Live recordings are wildly amazing, and I don't know if I'll ever be able to do things differently. One night we were in the church really late. We turned the lights way down and it was raining just a little bit, and we were all set up on the altar, playing our hearts out to this sacred empty space. We'd do a take and then just stand there for a few seconds, much longer than we needed to, and just sort of shiver at ourselves, at the sound, at the space, at all the dusty bibles and empty pews. It was sort of embarrassing, really, to be shocked and speechless at your own sound. There was something indescribably holy and unequivocally secular about using another person's place of worship to record music in. it was startlingly beautiful.
ST: Speaking of beautiful things, I’d love to see an LP soon, or at least a 7”—any reason you’ve stuck with CD’s?

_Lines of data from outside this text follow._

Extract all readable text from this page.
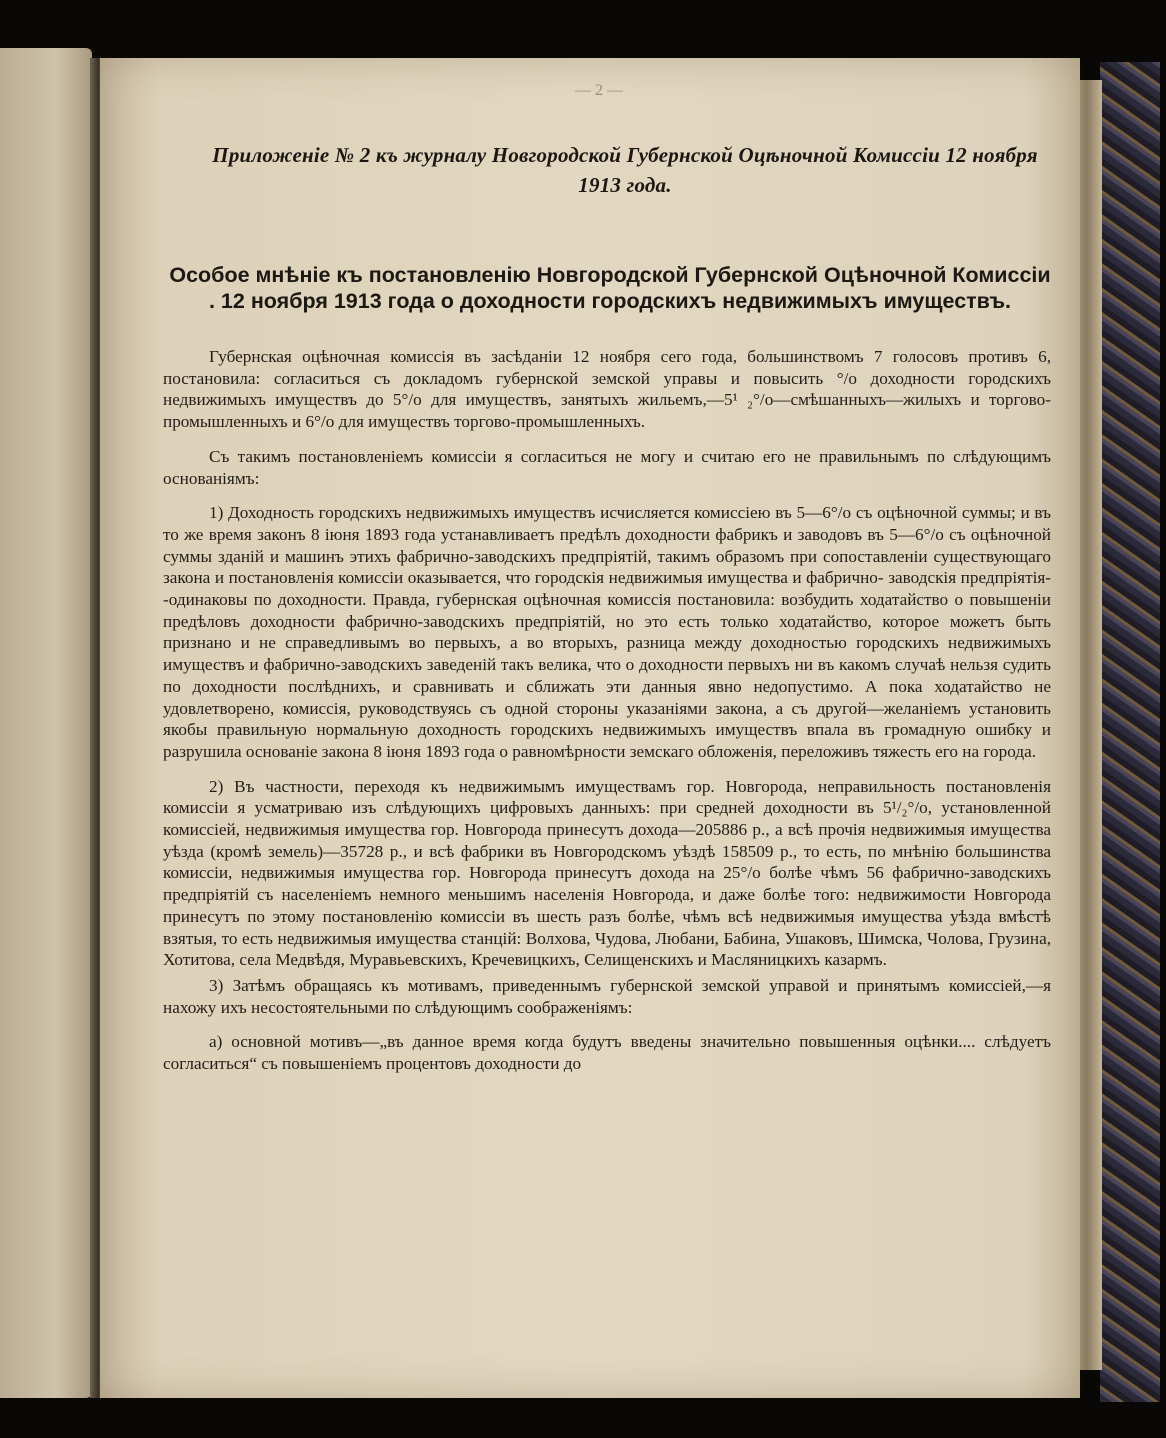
— 2 —
Приложеніе № 2 къ журналу Новгородской Губернской Оцѣночной Комиссіи 12 ноября 1913 года.
Особое мнѣніе къ постановленію Новгородской Губернской Оцѣночной Комиссіи
. 12 ноября 1913 года о доходности городскихъ недвижимыхъ имуществъ.

Губернская оцѣночная комиссія въ засѣданіи 12 ноября сего года, большинствомъ 7 голосовъ противъ 6, постановила: согласиться съ докладомъ губернской земской управы и повысить °/о доходности городскихъ недвижимыхъ имуществъ до 5°/о для имуществъ, занятыхъ жильемъ,—5¹ ₂°/о—смѣшанныхъ—жилыхъ и торгово-промышленныхъ и 6°/о для имуществъ торгово-промышленныхъ.

Съ такимъ постановленіемъ комиссіи я согласиться не могу и считаю его не правильнымъ по слѣдующимъ основаніямъ:

1) Доходность городскихъ недвижимыхъ имуществъ исчисляется комиссіею въ 5—6°/о съ оцѣночной суммы; и въ то же время законъ 8 іюня 1893 года устанавливаетъ предѣлъ доходности фабрикъ и заводовъ въ 5—6°/о съ оцѣночной суммы зданій и машинъ этихъ фабрично-заводскихъ предпріятій, такимъ образомъ при сопоставленіи существующаго закона и постановленія комиссіи оказывается, что городскія недвижимыя имущества и фабрично- заводскія предпріятія--одинаковы по доходности. Правда, губернская оцѣночная комиссія постановила: возбудить ходатайство о повышеніи предѣловъ доходности фабрично-заводскихъ предпріятій, но это есть только ходатайство, которое можетъ быть признано и не справедливымъ во первыхъ, а во вторыхъ, разница между доходностью городскихъ недвижимыхъ имуществъ и фабрично-заводскихъ заведеній такъ велика, что о доходности первыхъ ни въ какомъ случаѣ нельзя судить по доходности послѣднихъ, и сравнивать и сближать эти данныя явно недопустимо. А пока ходатайство не удовлетворено, комиссія, руководствуясь съ одной стороны указаніями закона, а съ другой—желаніемъ установить якобы правильную нормальную доходность городскихъ недвижимыхъ имуществъ впала въ громадную ошибку и разрушила основаніе закона 8 іюня 1893 года о равномѣрности земскаго обложенія, переложивъ тяжесть его на города.

2) Въ частности, переходя къ недвижимымъ имуществамъ гор. Новгорода, неправильность постановленія комиссіи я усматриваю изъ слѣдующихъ цифровыхъ данныхъ: при средней доходности въ 5¹/₂°/о, установленной комиссіей, недвижимыя имущества гор. Новгорода принесутъ дохода—205886 р., а всѣ прочія недвижимыя имущества уѣзда (кромѣ земель)—35728 р., и всѣ фабрики въ Новгородскомъ уѣздѣ 158509 р., то есть, по мнѣнію большинства комиссіи, недвижимыя имущества гор. Новгорода принесутъ дохода на 25°/о болѣе чѣмъ 56 фабрично-заводскихъ предпріятій съ населеніемъ немного меньшимъ населенія Новгорода, и даже болѣе того: недвижимости Новгорода принесутъ по этому постановленію комиссіи въ шесть разъ болѣе, чѣмъ всѣ недвижимыя имущества уѣзда вмѣстѣ взятыя, то есть недвижимыя имущества станцій: Волхова, Чудова, Любани, Бабина, Ушаковъ, Шимска, Чолова, Грузина, Хотитова, села Медвѣдя, Муравьевскихъ, Кречевицкихъ, Селищенскихъ и Масляницкихъ казармъ.

3) Затѣмъ обращаясь къ мотивамъ, приведеннымъ губернской земской управой и принятымъ комиссіей,—я нахожу ихъ несостоятельными по слѣдующимъ соображеніямъ:

а) основной мотивъ—„въ данное время когда будутъ введены значительно повышенныя оцѣнки.... слѣдуетъ согласиться“ съ повышеніемъ процентовъ доходности до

AA: CDs fucking suck. No really. I am over them. For one, I hate the idea of creating more waste through the production of such a disposable product. Most consumers don't know how to recycle them, and the entire process of recycling them is extremely inefficient. Where as vinyl … well … records get to go on shelves, records get taken care of, records have more space for album art, records sound better right? They have that whole frequency range hoopla and harmonics business—all that fancy shit that you should explain, and records score babes. Obviously.
ST: How do you like the Bay Area? What attracted you to Oakland?
AA: California is freaking weird, but I dig it. Oakland is a great place to be right now; it feels like there is so much about to happen, and that all the people that are here are about to make it happen. You know? Like there are scenes, lots of scenes, lots of art and music that's being made and shared, but it still kind of feels like a big secret, and that makes me even more excited to be a part of it all. And the rest of the Bay Area, well, Berkeley is terrifying, San Francisco rocks, tacos are delicious, earthquakes are terrifying and mountain lions do not rock at all.
ST: Discovered lots of new music out here?
AA: I am consistently two years behind on the hip shit, so Fleet Foxes blew my mind last month. William Elliot Whitmore has been in my ears a lot, and so has this lovely, lovely lady named Samantha Crain. Oh, and I've been listening to extreme amounts of Mexican mariachi and Hank Williams.
ST: Finally, any plans for the future?
AA: Plans? Just working on my taco making skills. I'll probably record another album in May if I can pay off this one, and maybe lay down some beats, you know, make a hip hop record or something.